Updated: Oct 29, 2018
Learning a new language may seem daunting to most people. My students get started taking classes but often ask what else they can do to keep learning in between lessons with me. Sometimes, they need to take breaks from lessons and want to continue learning on their own. So I've got five tricks you need to know to get you jump started learning a new language today.
1. Put yourself in situations where you have to speak your target language.
This can mean traveling to a destination where your target language is spoken. Or it can mean going to a restaurant that serves food from that country and has people who work there that speak your target language. Then you can at least practice ordering food in your target language.
2. Find a native speaker to practice with.
You could Join a meetup where you meet other people who speak the target language. You could also do a language exchange where you practice your target language half the time and the other person’s target language half the time.
3. Find a teacher who offers private or group classes that are easy for you to access.

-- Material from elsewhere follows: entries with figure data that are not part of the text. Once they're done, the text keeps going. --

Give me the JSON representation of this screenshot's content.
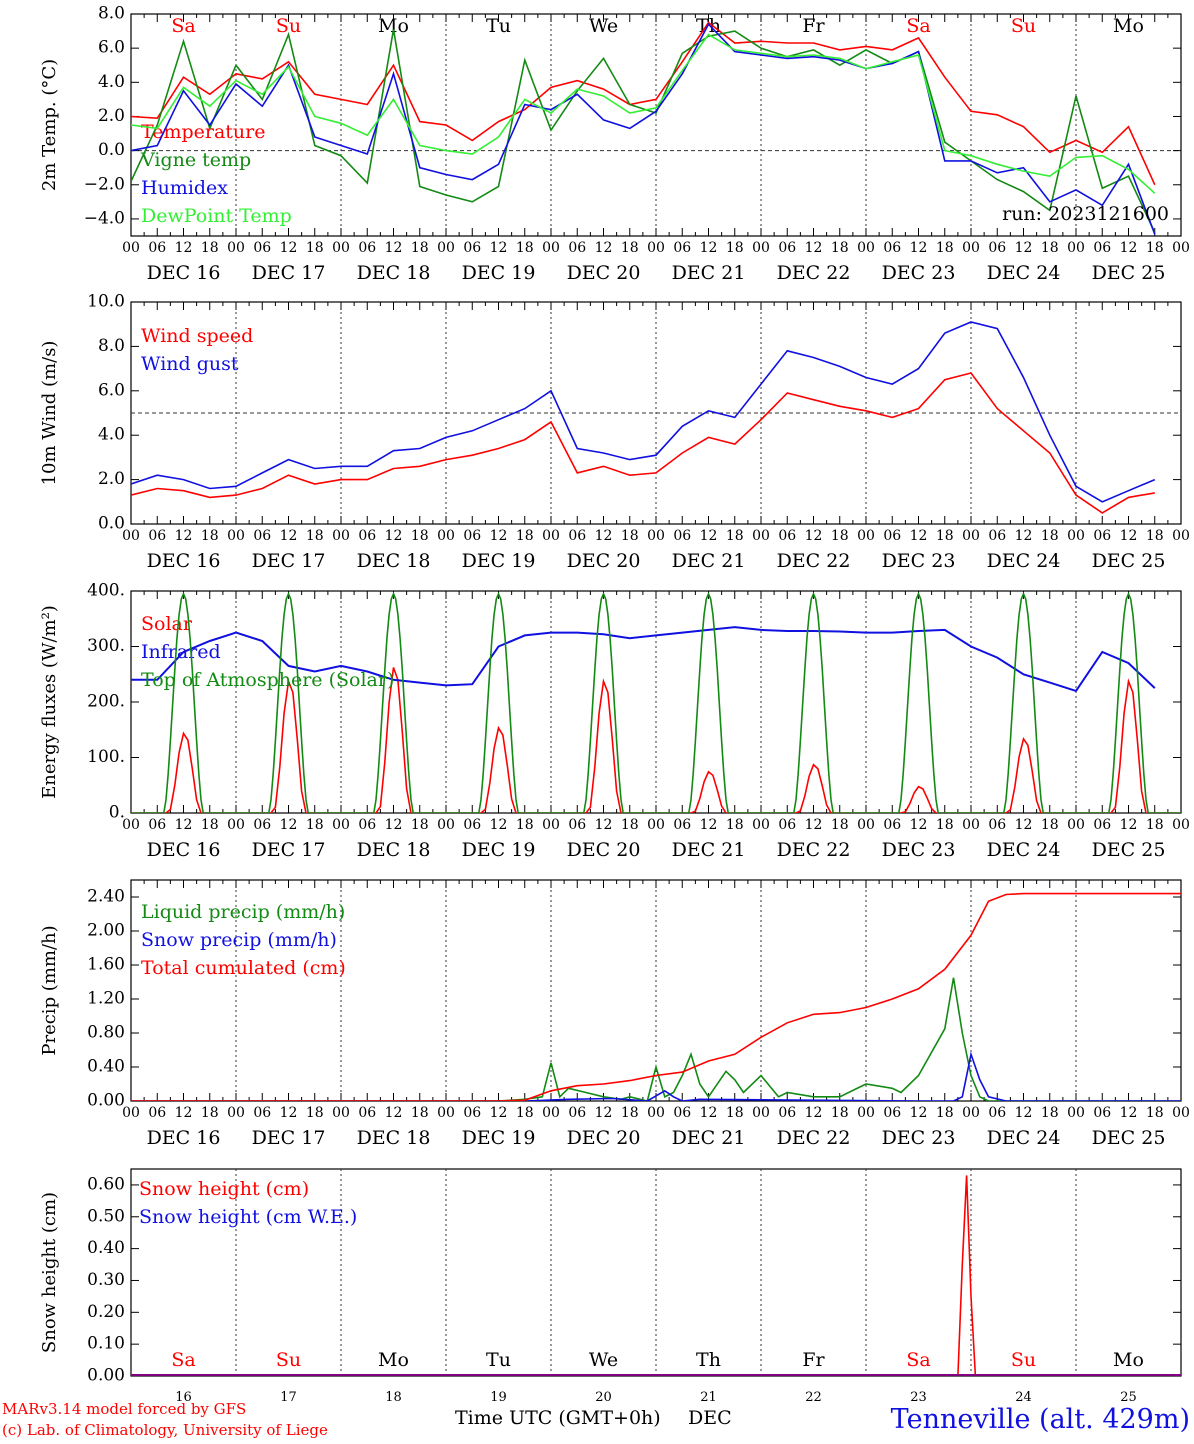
{
  "footer": {
    "model_credit": "MARv3.14 model forced by GFS",
    "lab_credit": "(c) Lab. of Climatology, University of Liege",
    "x_title": "Time UTC (GMT+0h)",
    "month_label": "DEC",
    "station": "Tenneville (alt. 429m)"
  },
  "colors": {
    "red": "#ff0000",
    "green": "#138a13",
    "blue": "#1010e0",
    "lightgreen": "#33ee33",
    "purple": "#800080",
    "black": "#000000",
    "grid": "#333333"
  },
  "days": [
    {
      "abbr": "Sa",
      "weekend": true,
      "date": "DEC 16",
      "num": "16"
    },
    {
      "abbr": "Su",
      "weekend": true,
      "date": "DEC 17",
      "num": "17"
    },
    {
      "abbr": "Mo",
      "weekend": false,
      "date": "DEC 18",
      "num": "18"
    },
    {
      "abbr": "Tu",
      "weekend": false,
      "date": "DEC 19",
      "num": "19"
    },
    {
      "abbr": "We",
      "weekend": false,
      "date": "DEC 20",
      "num": "20"
    },
    {
      "abbr": "Th",
      "weekend": false,
      "date": "DEC 21",
      "num": "21"
    },
    {
      "abbr": "Fr",
      "weekend": false,
      "date": "DEC 22",
      "num": "22"
    },
    {
      "abbr": "Sa",
      "weekend": true,
      "date": "DEC 23",
      "num": "23"
    },
    {
      "abbr": "Su",
      "weekend": true,
      "date": "DEC 24",
      "num": "24"
    },
    {
      "abbr": "Mo",
      "weekend": false,
      "date": "DEC 25",
      "num": "25"
    }
  ],
  "hour_ticks": [
    "00",
    "06",
    "12",
    "18"
  ],
  "chart_data": [
    {
      "id": "temp",
      "type": "line",
      "ylabel": "2m Temp. (°C)",
      "ylim": [
        -5,
        8
      ],
      "yticks": [
        "8.0",
        "6.0",
        "4.0",
        "2.0",
        "0.0",
        "−2.0",
        "−4.0"
      ],
      "ytick_values": [
        8,
        6,
        4,
        2,
        0,
        -2,
        -4
      ],
      "hline": 0,
      "run_label": "run: 2023121600",
      "show_day_abbr": true,
      "x_hours": [
        0,
        6,
        12,
        18,
        24,
        30,
        36,
        42,
        48,
        54,
        60,
        66,
        72,
        78,
        84,
        90,
        96,
        102,
        108,
        114,
        120,
        126,
        132,
        138,
        144,
        150,
        156,
        162,
        168,
        174,
        180,
        186,
        192,
        198,
        204,
        210,
        216,
        222,
        228,
        234
      ],
      "series": [
        {
          "name": "Temperature",
          "color": "red",
          "values": [
            2.0,
            1.9,
            4.3,
            3.3,
            4.5,
            4.2,
            5.2,
            3.3,
            3.0,
            2.7,
            5.0,
            1.7,
            1.5,
            0.6,
            1.7,
            2.4,
            3.7,
            4.1,
            3.6,
            2.7,
            3.0,
            5.2,
            7.5,
            6.3,
            6.4,
            6.3,
            6.3,
            5.9,
            6.1,
            5.9,
            6.6,
            4.3,
            2.3,
            2.1,
            1.4,
            -0.1,
            0.6,
            -0.1,
            1.4,
            -2.0
          ]
        },
        {
          "name": "Vigne temp",
          "color": "green",
          "values": [
            -1.8,
            1.5,
            6.4,
            1.3,
            5.0,
            3.0,
            6.8,
            0.3,
            -0.3,
            -1.9,
            7.1,
            -2.1,
            -2.6,
            -3.0,
            -2.1,
            5.3,
            1.2,
            3.5,
            5.4,
            2.7,
            2.2,
            5.7,
            6.7,
            7.0,
            6.0,
            5.5,
            5.9,
            5.0,
            5.9,
            5.1,
            5.8,
            0.5,
            -0.6,
            -1.7,
            -2.4,
            -3.5,
            3.2,
            -2.2,
            -1.5,
            -4.8
          ]
        },
        {
          "name": "Humidex",
          "color": "blue",
          "values": [
            0.0,
            0.3,
            3.5,
            1.5,
            3.9,
            2.6,
            5.0,
            0.8,
            0.3,
            -0.2,
            4.5,
            -1.0,
            -1.4,
            -1.7,
            -0.8,
            2.7,
            2.4,
            3.3,
            1.8,
            1.3,
            2.3,
            4.5,
            7.4,
            5.8,
            5.6,
            5.4,
            5.5,
            5.3,
            4.8,
            5.1,
            5.8,
            -0.6,
            -0.6,
            -1.3,
            -1.0,
            -3.0,
            -2.3,
            -3.2,
            -0.8,
            -4.9
          ]
        },
        {
          "name": "DewPoint Temp",
          "color": "lightgreen",
          "values": [
            1.5,
            1.3,
            3.7,
            2.6,
            4.1,
            3.3,
            4.9,
            2.0,
            1.6,
            0.9,
            3.0,
            0.3,
            0.0,
            -0.2,
            0.8,
            3.0,
            2.2,
            3.6,
            3.2,
            2.2,
            2.5,
            4.7,
            6.8,
            5.9,
            5.7,
            5.5,
            5.6,
            5.4,
            4.8,
            5.2,
            5.6,
            0.0,
            -0.3,
            -0.8,
            -1.2,
            -1.5,
            -0.4,
            -0.3,
            -1.1,
            -2.5
          ]
        }
      ]
    },
    {
      "id": "wind",
      "type": "line",
      "ylabel": "10m Wind (m/s)",
      "ylim": [
        0,
        10
      ],
      "yticks": [
        "10.0",
        "8.0",
        "6.0",
        "4.0",
        "2.0",
        "0.0"
      ],
      "ytick_values": [
        10,
        8,
        6,
        4,
        2,
        0
      ],
      "hline": 5,
      "x_hours": [
        0,
        6,
        12,
        18,
        24,
        30,
        36,
        42,
        48,
        54,
        60,
        66,
        72,
        78,
        84,
        90,
        96,
        102,
        108,
        114,
        120,
        126,
        132,
        138,
        144,
        150,
        156,
        162,
        168,
        174,
        180,
        186,
        192,
        198,
        204,
        210,
        216,
        222,
        228,
        234
      ],
      "series": [
        {
          "name": "Wind speed",
          "color": "red",
          "values": [
            1.3,
            1.6,
            1.5,
            1.2,
            1.3,
            1.6,
            2.2,
            1.8,
            2.0,
            2.0,
            2.5,
            2.6,
            2.9,
            3.1,
            3.4,
            3.8,
            4.6,
            2.3,
            2.6,
            2.2,
            2.3,
            3.2,
            3.9,
            3.6,
            4.7,
            5.9,
            5.6,
            5.3,
            5.1,
            4.8,
            5.2,
            6.5,
            6.8,
            5.2,
            4.2,
            3.2,
            1.3,
            0.5,
            1.2,
            1.4
          ]
        },
        {
          "name": "Wind gust",
          "color": "blue",
          "values": [
            1.8,
            2.2,
            2.0,
            1.6,
            1.7,
            2.3,
            2.9,
            2.5,
            2.6,
            2.6,
            3.3,
            3.4,
            3.9,
            4.2,
            4.7,
            5.2,
            6.0,
            3.4,
            3.2,
            2.9,
            3.1,
            4.4,
            5.1,
            4.8,
            6.3,
            7.8,
            7.5,
            7.1,
            6.6,
            6.3,
            7.0,
            8.6,
            9.1,
            8.8,
            6.6,
            4.0,
            1.7,
            1.0,
            1.5,
            2.0
          ]
        }
      ]
    },
    {
      "id": "energy",
      "type": "line",
      "ylabel": "Energy fluxes (W/m²)",
      "ylim": [
        0,
        400
      ],
      "yticks": [
        "400.",
        "300.",
        "200.",
        "100.",
        "0."
      ],
      "ytick_values": [
        400,
        300,
        200,
        100,
        0
      ],
      "series": [
        {
          "name": "Solar",
          "color": "red",
          "day_peaks": [
            145,
            240,
            265,
            155,
            240,
            75,
            88,
            48,
            135,
            240
          ]
        },
        {
          "name": "Infrared",
          "color": "blue",
          "x_hours": [
            0,
            6,
            12,
            18,
            24,
            30,
            36,
            42,
            48,
            54,
            60,
            66,
            72,
            78,
            84,
            90,
            96,
            102,
            108,
            114,
            120,
            126,
            132,
            138,
            144,
            150,
            156,
            162,
            168,
            174,
            180,
            186,
            192,
            198,
            204,
            210,
            216,
            222,
            228,
            234
          ],
          "values": [
            240,
            240,
            290,
            310,
            325,
            310,
            265,
            255,
            265,
            255,
            240,
            235,
            230,
            232,
            300,
            320,
            325,
            325,
            322,
            315,
            320,
            325,
            330,
            335,
            330,
            328,
            328,
            327,
            325,
            325,
            328,
            330,
            300,
            280,
            250,
            235,
            220,
            290,
            270,
            225
          ]
        },
        {
          "name": "Top of Atmosphere (Solar)",
          "color": "green",
          "peak": 395,
          "rise_hour": 7.5,
          "set_hour": 16.5
        }
      ]
    },
    {
      "id": "precip",
      "type": "line",
      "ylabel": "Precip (mm/h)",
      "ylim": [
        0,
        2.6
      ],
      "yticks": [
        "2.40",
        "2.00",
        "1.60",
        "1.20",
        "0.80",
        "0.40",
        "0.00"
      ],
      "ytick_values": [
        2.4,
        2.0,
        1.6,
        1.2,
        0.8,
        0.4,
        0.0
      ],
      "series": [
        {
          "name": "Liquid precip (mm/h)",
          "color": "green",
          "x_hours": [
            0,
            60,
            72,
            84,
            90,
            94,
            96,
            98,
            100,
            104,
            108,
            112,
            114,
            118,
            120,
            122,
            124,
            126,
            128,
            130,
            132,
            136,
            138,
            140,
            144,
            148,
            150,
            156,
            162,
            168,
            174,
            176,
            180,
            186,
            188,
            190,
            192,
            194,
            196,
            198,
            202,
            208,
            240
          ],
          "values": [
            0,
            0,
            0,
            0,
            0.02,
            0.05,
            0.45,
            0.05,
            0.15,
            0.1,
            0.05,
            0.02,
            0.05,
            0.0,
            0.4,
            0.05,
            0.1,
            0.3,
            0.55,
            0.2,
            0.05,
            0.35,
            0.25,
            0.1,
            0.3,
            0.05,
            0.1,
            0.05,
            0.05,
            0.2,
            0.15,
            0.1,
            0.3,
            0.85,
            1.45,
            0.8,
            0.3,
            0.05,
            0.0,
            0,
            0,
            0,
            0
          ]
        },
        {
          "name": "Snow precip (mm/h)",
          "color": "blue",
          "x_hours": [
            0,
            90,
            100,
            110,
            118,
            122,
            124,
            126,
            130,
            180,
            188,
            190,
            192,
            194,
            196,
            200,
            240
          ],
          "values": [
            0,
            0,
            0.02,
            0.03,
            0.0,
            0.12,
            0.05,
            0.0,
            0.02,
            0.0,
            0.0,
            0.05,
            0.55,
            0.25,
            0.05,
            0.0,
            0
          ]
        },
        {
          "name": "Total cumulated (cm)",
          "color": "red",
          "x_hours": [
            0,
            84,
            90,
            96,
            102,
            108,
            114,
            120,
            126,
            132,
            138,
            144,
            150,
            156,
            162,
            168,
            174,
            180,
            186,
            192,
            196,
            200,
            204,
            210,
            240
          ],
          "values": [
            0,
            0,
            0.01,
            0.12,
            0.18,
            0.2,
            0.24,
            0.3,
            0.34,
            0.47,
            0.55,
            0.75,
            0.92,
            1.02,
            1.04,
            1.1,
            1.2,
            1.32,
            1.55,
            1.95,
            2.35,
            2.43,
            2.44,
            2.44,
            2.44
          ]
        }
      ]
    },
    {
      "id": "snow",
      "type": "line",
      "ylabel": "Snow height (cm)",
      "ylim": [
        0,
        0.65
      ],
      "yticks": [
        "0.60",
        "0.50",
        "0.40",
        "0.30",
        "0.20",
        "0.10",
        "0.00"
      ],
      "ytick_values": [
        0.6,
        0.5,
        0.4,
        0.3,
        0.2,
        0.1,
        0.0
      ],
      "day_abbr_bottom": true,
      "series": [
        {
          "name": "Snow height (cm)",
          "color": "red",
          "x_hours": [
            0,
            189,
            190,
            191,
            192,
            193,
            240
          ],
          "values": [
            0,
            0,
            0.35,
            0.63,
            0.25,
            0,
            0
          ]
        },
        {
          "name": "Snow height (cm W.E.)",
          "color": "blue",
          "x_hours": [
            0,
            240
          ],
          "values": [
            0,
            0
          ]
        }
      ]
    }
  ]
}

Many of my students take lessons with me because I'm conveniently located on their way home from work. They don't have to go far to take a class. Finding a teacher who works with your schedule makes it much easier to take classes. A few of my Spanish students are nurses in a hospital, so they have irregular schedules and need flexibility each week to move around their lessons to fit their schedule.
4. Watch TV programs or movies in your target language with the subtitles on.
This is great for learning how native speakers actually speak, including idioms and slang that natives actually speak. Basic students should use subtitles in their native language so they can hear the words being spoke in their target language but catch common words being spoken. More advanced students should put on the subtitles in the original language being spoken to learn both vocabulary, grammar, and pronunciation all in one.
5. Listen to music in your target language.
Listening to music in the car or at home makes for a terrific, and catchy, way to pick up on commonly used words. Many students remember certain chorus lines. Here in San Diego, we can listen to radio stations from Tijuana that play music en español. Spotify is another great way to listen to music in your target language. Spotify will start developing playlists for you based on the music you enjoy listening to, so you don't have to always hunt for the music yourself.
You can view more ideas in my video.
Now are you ready to get started speaking your target language? It's not as hard as it seems thanks to these five tricks to jump start your learning!